LeetCode #323: Number of Connected Components in an Undirected Graph

LeetCode Solutions

https://leetcode.com/problems/number-of-connected-components-in-an-undirected-graph/description/

This problem can be solved using the Union-Find algorithm. We can use two arrays, par and rank to keep track of the parent and the rank of each node, respectively. Initially, each node will have itself as its parent, and its rank will be set to 1.

We will then define two functions: find and union. The find function will find the root parent of a given node. It will start from the given node and traverse the parent array until it reaches a node whose parent is itself. The function also applies the path compression optimization to reduce the height of the tree.

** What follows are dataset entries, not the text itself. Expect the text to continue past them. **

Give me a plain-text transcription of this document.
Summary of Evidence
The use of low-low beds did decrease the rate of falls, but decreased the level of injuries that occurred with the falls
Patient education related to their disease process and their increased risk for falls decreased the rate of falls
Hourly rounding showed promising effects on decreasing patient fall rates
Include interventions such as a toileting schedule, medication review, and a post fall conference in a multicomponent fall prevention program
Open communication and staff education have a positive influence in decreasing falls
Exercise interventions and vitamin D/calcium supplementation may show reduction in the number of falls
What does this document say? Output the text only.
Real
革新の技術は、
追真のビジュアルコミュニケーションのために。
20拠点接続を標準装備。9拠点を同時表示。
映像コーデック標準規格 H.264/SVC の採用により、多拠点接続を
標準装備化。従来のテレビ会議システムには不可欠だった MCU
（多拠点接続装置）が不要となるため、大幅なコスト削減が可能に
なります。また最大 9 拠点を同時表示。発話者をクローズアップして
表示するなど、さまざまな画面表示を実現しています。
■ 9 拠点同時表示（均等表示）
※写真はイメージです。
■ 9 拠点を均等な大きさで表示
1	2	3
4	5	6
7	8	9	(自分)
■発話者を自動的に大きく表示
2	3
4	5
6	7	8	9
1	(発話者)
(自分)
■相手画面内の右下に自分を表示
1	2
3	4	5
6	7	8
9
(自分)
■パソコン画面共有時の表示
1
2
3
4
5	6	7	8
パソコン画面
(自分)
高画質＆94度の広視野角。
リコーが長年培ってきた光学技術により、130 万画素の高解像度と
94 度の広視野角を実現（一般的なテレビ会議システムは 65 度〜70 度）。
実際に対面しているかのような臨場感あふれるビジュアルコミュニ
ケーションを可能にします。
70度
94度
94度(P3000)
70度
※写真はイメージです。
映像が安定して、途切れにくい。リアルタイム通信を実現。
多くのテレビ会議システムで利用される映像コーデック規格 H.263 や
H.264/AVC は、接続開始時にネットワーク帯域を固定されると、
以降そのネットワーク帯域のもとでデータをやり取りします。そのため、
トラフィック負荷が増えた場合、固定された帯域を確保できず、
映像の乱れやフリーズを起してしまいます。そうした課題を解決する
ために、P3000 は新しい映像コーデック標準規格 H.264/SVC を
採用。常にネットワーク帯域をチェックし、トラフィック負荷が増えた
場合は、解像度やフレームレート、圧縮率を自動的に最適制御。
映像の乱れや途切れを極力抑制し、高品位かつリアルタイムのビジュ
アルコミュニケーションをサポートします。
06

The union function will union two nodes if they are not already connected. First, it will find the root parents of both nodes using the find function. If both nodes have the same root parent, then they are already connected, and we can return 0. Otherwise, we will compare the ranks of the root parents and connect the smaller rank tree to the larger rank tree. Finally, we will update the rank of the larger rank tree to be the sum of the ranks of both trees.

We can iterate through the list of edges and call the union function on each pair of nodes. Each time a new union is made, we will decrement the count of the number of components. The final answer will be the count of the number of remaining nodes.

  1. Initialize par and rank arrays where each node has itself as its parent and a rank of 1.
  2. Define the find function that will find the root parent of a given node using path compression optimization.
  3. Define the union function that will union two nodes if they are not already connected. It will use the find function to find the root parents of the nodes and connect the smaller rank tree to the larger rank tree. It will also update the rank of the larger rank tree.
  4. Iterate through the list of edges and call the union function on each pair of nodes. Decrement the count of the number of components each time a new union is made.
  5. Return the count of the number of remaining nodes.

Here is the solution in python3:

class Solution:
    def countComponents(self, n: int, edges: List[List[int]]) -> int:
        par = [i for i in range(n)]
        rank = [1] * n
        def find(n1):
            res = n1
            while res != par[res]:
                par[res] = par[par[res]]
                res = par[res]
            return res
        def union(n1, n2):
            p1, p2 = find(n1), find(n2)
            if p1 == p2:
                return 0
            if rank[p2] > rank[p1]:
                par[p1] = p2
                rank[p2] += rank[p1]
            else:
                par[p2] = p1
                rank[p1] += rank[p2]
            return 1
        for n1, n2 in edges:
            n -= union(n1, n2)
        return n

Time Complexity

The time complexity of both DFS and BFS is O(V + E), where V is the number of vertices and E is the number of edges in the graph. In the worst case, we would need to visit every vertex and every edge in the graph.

Space Complexity

The space complexity of both DFS and BFS is O(V), where V is the number of vertices in the graph. This is because we need to maintain a visited set and a queue or stack for the traversal, both of which can have at most V elements.